|Mueller Warrant, George|
Submitted to: Journal of Applied Seed Production
Publication Type: Peer Reviewed Journal
Publication Acceptance Date: 8/15/1996
Publication Date: N/A
Interpretive Summary: Two varieties of the perennial legume crownvetch were established for eventual seed production in the north island of New Zealand at seven different sowing dates. Similar to results in the United States, successful weed control was critical for good seed production in the first year after planting. Injury from a herbicide treatment applied to some, but not all of the sowings, had a dramatic impact on seed production reducing yield by 81% for the more sensitive variety. However, weeds that appeared in some of the untreated plots, and were therefore not controlled, also greatly reduced seed yield. Clipping crownvetch in midspring to simulate grazing reduced seed production an average of 55%. Because of the pattern of seed development in crownvetch, the highest yielding treatments were those that flowered the earliest and maintained a high density of flowers during a critical period from 30 to 60 days before harvest.

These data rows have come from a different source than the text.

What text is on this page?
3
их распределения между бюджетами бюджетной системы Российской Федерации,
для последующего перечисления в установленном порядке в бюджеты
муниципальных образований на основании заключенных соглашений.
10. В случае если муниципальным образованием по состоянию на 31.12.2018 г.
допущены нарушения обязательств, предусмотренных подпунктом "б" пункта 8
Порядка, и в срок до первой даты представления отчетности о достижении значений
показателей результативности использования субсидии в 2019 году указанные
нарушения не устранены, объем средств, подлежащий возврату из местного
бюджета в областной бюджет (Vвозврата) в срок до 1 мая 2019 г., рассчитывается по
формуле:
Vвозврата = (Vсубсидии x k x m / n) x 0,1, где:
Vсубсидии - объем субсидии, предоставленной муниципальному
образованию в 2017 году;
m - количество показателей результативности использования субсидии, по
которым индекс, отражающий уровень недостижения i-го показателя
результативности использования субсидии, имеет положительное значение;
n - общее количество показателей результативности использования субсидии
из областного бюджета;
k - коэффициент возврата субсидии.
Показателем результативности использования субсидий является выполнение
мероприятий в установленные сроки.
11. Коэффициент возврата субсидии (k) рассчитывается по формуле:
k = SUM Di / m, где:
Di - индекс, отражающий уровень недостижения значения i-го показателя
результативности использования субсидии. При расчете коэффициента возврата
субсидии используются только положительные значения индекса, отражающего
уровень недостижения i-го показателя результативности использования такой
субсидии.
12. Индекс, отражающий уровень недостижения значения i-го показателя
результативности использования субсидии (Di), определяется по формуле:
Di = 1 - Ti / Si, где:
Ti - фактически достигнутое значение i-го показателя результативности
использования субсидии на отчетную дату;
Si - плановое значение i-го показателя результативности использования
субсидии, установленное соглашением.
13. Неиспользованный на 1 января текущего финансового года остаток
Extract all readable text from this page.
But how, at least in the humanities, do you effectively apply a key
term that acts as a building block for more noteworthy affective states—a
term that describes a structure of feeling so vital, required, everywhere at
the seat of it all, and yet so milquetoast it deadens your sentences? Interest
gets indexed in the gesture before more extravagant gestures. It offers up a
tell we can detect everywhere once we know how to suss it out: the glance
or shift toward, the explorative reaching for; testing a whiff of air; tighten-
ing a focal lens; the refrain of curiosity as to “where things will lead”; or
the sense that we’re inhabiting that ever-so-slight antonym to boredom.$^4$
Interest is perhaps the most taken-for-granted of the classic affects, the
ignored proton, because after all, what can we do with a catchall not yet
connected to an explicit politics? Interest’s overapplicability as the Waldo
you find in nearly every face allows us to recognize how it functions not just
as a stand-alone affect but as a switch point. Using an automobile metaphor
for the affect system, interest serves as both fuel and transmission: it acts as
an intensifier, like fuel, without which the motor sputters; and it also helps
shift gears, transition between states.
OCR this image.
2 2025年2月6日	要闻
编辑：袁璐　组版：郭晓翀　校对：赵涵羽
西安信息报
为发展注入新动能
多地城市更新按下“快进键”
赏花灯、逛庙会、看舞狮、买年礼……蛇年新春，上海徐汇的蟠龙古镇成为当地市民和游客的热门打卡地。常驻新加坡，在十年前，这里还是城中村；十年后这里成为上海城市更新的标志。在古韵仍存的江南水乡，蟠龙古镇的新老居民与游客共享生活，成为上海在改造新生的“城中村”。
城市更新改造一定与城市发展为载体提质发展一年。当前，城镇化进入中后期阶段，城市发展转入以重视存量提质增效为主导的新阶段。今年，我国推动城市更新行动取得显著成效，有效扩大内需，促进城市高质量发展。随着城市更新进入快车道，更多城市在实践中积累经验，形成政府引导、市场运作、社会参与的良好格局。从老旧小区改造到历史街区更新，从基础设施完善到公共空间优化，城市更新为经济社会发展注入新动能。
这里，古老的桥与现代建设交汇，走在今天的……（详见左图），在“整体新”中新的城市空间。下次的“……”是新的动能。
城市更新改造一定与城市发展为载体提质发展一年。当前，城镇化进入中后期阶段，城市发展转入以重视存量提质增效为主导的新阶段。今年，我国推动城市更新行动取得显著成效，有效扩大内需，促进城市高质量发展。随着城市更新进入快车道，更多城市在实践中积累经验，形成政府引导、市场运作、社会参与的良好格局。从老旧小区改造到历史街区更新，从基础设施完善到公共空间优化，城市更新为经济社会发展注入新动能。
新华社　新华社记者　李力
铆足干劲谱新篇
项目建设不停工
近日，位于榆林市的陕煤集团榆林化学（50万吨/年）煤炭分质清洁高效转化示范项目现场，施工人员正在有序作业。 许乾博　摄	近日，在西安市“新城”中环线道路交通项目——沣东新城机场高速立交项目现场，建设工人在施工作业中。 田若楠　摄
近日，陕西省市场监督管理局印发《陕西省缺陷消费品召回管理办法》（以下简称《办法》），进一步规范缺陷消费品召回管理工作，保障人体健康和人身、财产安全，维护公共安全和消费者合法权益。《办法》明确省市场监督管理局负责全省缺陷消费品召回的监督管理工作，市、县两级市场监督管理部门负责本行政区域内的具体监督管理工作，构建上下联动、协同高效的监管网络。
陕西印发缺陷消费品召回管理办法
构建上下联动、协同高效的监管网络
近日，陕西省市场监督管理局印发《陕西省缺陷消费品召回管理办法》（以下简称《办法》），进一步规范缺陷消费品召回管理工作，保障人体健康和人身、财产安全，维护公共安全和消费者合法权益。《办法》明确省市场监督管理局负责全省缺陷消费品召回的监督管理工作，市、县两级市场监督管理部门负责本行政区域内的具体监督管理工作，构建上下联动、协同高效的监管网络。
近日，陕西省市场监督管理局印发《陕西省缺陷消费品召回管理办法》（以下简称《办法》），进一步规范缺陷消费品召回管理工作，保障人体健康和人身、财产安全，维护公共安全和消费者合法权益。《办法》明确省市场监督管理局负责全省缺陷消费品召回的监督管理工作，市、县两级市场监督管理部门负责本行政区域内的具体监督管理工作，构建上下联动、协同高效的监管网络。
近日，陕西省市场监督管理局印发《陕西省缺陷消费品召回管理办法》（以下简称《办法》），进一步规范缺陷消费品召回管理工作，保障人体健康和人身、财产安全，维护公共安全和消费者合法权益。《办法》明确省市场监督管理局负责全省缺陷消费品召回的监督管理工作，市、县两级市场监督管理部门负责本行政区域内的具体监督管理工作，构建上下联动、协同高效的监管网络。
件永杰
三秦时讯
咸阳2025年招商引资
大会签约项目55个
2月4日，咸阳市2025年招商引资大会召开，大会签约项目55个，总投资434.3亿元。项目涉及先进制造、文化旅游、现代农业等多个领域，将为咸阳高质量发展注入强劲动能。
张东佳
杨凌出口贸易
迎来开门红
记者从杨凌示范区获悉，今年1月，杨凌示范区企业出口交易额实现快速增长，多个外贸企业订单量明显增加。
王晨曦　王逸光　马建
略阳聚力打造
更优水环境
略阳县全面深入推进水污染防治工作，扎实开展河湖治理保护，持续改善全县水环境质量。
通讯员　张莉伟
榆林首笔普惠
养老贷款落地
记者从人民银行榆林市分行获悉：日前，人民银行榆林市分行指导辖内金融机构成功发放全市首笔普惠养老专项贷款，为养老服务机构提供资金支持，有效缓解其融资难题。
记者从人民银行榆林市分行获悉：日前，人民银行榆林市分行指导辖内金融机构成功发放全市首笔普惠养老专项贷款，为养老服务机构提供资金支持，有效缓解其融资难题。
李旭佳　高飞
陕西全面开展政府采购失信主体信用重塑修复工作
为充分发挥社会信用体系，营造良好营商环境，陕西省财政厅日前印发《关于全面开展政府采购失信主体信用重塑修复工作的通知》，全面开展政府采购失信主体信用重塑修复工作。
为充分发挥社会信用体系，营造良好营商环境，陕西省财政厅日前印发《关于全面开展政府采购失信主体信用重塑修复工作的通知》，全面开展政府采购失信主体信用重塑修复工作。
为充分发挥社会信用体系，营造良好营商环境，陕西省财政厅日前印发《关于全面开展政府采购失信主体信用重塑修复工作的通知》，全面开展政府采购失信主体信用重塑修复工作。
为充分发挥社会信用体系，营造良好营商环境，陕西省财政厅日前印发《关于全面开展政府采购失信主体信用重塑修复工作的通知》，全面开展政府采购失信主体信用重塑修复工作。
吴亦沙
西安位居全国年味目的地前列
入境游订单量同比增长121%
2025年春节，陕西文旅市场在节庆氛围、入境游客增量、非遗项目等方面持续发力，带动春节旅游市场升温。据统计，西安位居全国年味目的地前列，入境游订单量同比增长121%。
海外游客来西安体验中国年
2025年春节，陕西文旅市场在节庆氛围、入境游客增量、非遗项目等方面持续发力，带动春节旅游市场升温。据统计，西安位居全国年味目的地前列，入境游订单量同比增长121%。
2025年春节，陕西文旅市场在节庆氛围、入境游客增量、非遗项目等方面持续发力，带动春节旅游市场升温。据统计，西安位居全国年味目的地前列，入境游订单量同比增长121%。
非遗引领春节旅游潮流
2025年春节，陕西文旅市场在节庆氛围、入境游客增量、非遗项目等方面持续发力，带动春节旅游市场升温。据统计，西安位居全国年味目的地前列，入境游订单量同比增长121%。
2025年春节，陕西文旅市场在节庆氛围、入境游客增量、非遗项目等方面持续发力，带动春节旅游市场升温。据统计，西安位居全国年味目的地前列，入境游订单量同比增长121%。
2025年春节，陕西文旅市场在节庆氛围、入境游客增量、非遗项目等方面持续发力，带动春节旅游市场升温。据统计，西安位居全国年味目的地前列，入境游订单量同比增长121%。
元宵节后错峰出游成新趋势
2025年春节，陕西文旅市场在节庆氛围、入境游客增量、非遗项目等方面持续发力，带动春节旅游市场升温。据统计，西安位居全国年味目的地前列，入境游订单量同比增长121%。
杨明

Technical Abstract: Seeding establishment, weed control, flowering patterns, and seed yield were determined for 2 crownvetch cultivars (G-34 and Aokautere) sown monthly between 10/93 and 4/94, with and without defoliation in early 11/94, and with and without the herbicide chlorimuron on 8/16/94. Crownvetch seedling densities were highest with March and April sowings, lowest with January sowing, and intermediate with the other sowings, corresponding to differences in rainfall soon after sowing. Defoliation in spring 1994 resulted in an average 12-day delay in flowering onset, 39% reduction in peak inflorescence density, and 55% reduction in seed yield. August application of chlorimuron controlled broadleaf weeds well, but reduced crownvetch dry matter production in the spring, delayed flowering, reduced the number of inflorescences m**-2, and reduced seed yield. Without chlorimuron treatment, Aokautere produced more dry matter in early spring than G-34, but Aokautere was also more sensitive to injury from chlorimuron. Peak flowering occurred approximately 30 days after flowering onset in most plots. Duration of flowering at greater than half-maximum density varied with treatment from 23 to 48 days, while the period from flowering onset to harvest varied from 63 to 93 days. G-34 must be sown by February for maximum seed yield the following summer, whereas Aokautere sown in March produced at least as well as with earlier sowing. G-34 produced more seed than Aokautere in 1995, the establishment year, while Aokautere outyielded G-34 in 1996, the 2nd year of production, by 31%.